Quoique, c’est faux, mes excuses. Une personne issue du mariage entre les jeux vidéo et le 7ème art était bien présente, et difficile à manquer : Hideo Kojima. Le game designer est un proche de Keighley, comme celui-ci se plaît à le faire remarquer, et était présent sur la scène des Game Awards pour teaser vaguement son prochain projet, et parler de métaphysique intersidérale à compression anémique. L’histoire d’amour qui lie Hideo et Geoff est certes touchante, mais valait-elle de couper l’émouvant discours de Neil Newborn, ou carrément de ne pas mettre en avant certains travailleurs récompensés ?
C’est là une caractéristique typique de Geoff Keighley et de ses événements : s’entourer de stars hollywoodiennes ou de grands noms de l’industrie en vogue, pour constituer une escouade de choc médiatique. L’année dernière, bénéficiant de l’élan de God of War : Ragnarök, Christopher Judge avait été autorisé à faire un bien long discours dont chaque minute était une couronne de gloire sociale sur les Game Awards.
Jouer le jeu des tendances n’est pas répréhensible en soi, mais Keighley pousse les choses à leur paroxysme ; en 2021, il avait banni Activision-Blizzard de sa cérémonie hivernale sur fond d’affaires de harcèlement sexuel, ce qui est en soi louable. Mais les affaires révélées les années suivantes n’ont pas semblé avoir beaucoup d’impact sur le Summer Game Fest, probablement parce que le plébiscite populaire qui fait réagir le maître des horloges n’a pas été aussi important.

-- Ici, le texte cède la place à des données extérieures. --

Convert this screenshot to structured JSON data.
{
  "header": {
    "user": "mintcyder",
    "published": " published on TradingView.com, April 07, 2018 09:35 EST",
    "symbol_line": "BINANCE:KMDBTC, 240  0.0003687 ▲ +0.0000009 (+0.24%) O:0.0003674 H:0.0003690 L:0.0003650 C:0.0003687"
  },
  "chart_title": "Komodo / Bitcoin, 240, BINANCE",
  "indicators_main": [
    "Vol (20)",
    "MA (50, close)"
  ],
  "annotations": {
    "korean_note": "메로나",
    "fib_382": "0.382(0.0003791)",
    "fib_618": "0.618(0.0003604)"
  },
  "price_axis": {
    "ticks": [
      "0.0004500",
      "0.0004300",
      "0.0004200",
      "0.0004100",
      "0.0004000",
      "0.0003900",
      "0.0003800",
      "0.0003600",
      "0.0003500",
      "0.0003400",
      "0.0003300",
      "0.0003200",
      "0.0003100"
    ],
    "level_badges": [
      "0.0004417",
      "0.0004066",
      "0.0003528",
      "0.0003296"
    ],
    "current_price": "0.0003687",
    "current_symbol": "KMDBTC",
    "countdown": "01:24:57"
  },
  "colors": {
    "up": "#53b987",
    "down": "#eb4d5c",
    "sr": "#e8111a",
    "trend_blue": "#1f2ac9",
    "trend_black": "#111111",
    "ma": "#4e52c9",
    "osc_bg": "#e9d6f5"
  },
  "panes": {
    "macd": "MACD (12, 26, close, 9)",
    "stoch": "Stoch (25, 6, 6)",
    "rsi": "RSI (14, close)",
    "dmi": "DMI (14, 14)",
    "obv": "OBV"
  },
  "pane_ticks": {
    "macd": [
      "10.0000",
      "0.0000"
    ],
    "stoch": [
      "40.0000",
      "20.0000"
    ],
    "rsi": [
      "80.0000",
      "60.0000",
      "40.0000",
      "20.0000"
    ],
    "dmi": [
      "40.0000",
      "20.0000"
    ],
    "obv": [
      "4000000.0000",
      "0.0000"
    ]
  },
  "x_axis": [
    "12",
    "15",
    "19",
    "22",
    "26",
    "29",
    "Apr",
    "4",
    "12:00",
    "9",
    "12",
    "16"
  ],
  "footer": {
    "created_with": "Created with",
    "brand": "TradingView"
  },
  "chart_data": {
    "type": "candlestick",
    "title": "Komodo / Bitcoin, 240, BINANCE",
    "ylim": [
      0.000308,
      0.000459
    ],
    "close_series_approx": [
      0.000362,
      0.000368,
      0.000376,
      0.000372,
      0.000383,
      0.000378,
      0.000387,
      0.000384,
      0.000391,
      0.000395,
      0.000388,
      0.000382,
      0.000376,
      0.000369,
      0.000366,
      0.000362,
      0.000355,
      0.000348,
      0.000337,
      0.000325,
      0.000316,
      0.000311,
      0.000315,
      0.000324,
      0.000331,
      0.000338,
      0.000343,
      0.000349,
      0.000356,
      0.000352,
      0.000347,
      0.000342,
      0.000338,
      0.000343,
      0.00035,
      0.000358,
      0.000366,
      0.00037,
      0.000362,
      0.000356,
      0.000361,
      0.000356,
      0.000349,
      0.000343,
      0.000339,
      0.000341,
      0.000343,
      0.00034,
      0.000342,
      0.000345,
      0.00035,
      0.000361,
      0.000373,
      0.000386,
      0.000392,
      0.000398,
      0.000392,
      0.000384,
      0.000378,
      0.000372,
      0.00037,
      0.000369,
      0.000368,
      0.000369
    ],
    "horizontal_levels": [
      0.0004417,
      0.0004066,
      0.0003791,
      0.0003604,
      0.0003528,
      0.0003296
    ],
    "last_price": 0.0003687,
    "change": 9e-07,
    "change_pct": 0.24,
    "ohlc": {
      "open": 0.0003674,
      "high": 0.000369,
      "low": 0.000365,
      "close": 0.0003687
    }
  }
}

A l’inverse, les quelques 7 000 postes supprimés dans toute l’industrie n’ont même pas été évoqués, ce qui est extrêmement dommage. Lors d’une cérémonie qui encense et célèbre le jeu vidéo, ne parait-il pas logique d’honorer ceux qui ont été licenciés, souvent après les intenses périodes de crunch ayant suivi le Covid-19 ? Manifestement non, si on suit la logique purement financière des Game Awards…
A bien des égards, ces Game Awards 2023 auront été un échec sur toute la ligne, en tout pour ceux qui ne les ont pas organisés. Annonces majoritairement insipides, publicités omniprésentes, interventions à la pertinence discutable et un manque d’égard flagrant envers l’industrie du jeu vidéo, côté travailleur comme consommateur.
La question est désormais de savoir, en tant que joueurs, ce que nous voulons pour l’avenir ; il est indéniable que l’inédite pandémie de Covid-19 a eu des conséquences inattendues sur le monde, et ce au sens large du terme. Alors que la poussière n’a pas encore fini de retomber, mais que des conséquences néfastes apparaissent déjà, une mobilisation de la communauté paraît inévitable si l’on veut éviter que l’égo de certains ne devienne important au point de projeter une ombre néfaste sur les jeux que nous aimons tant.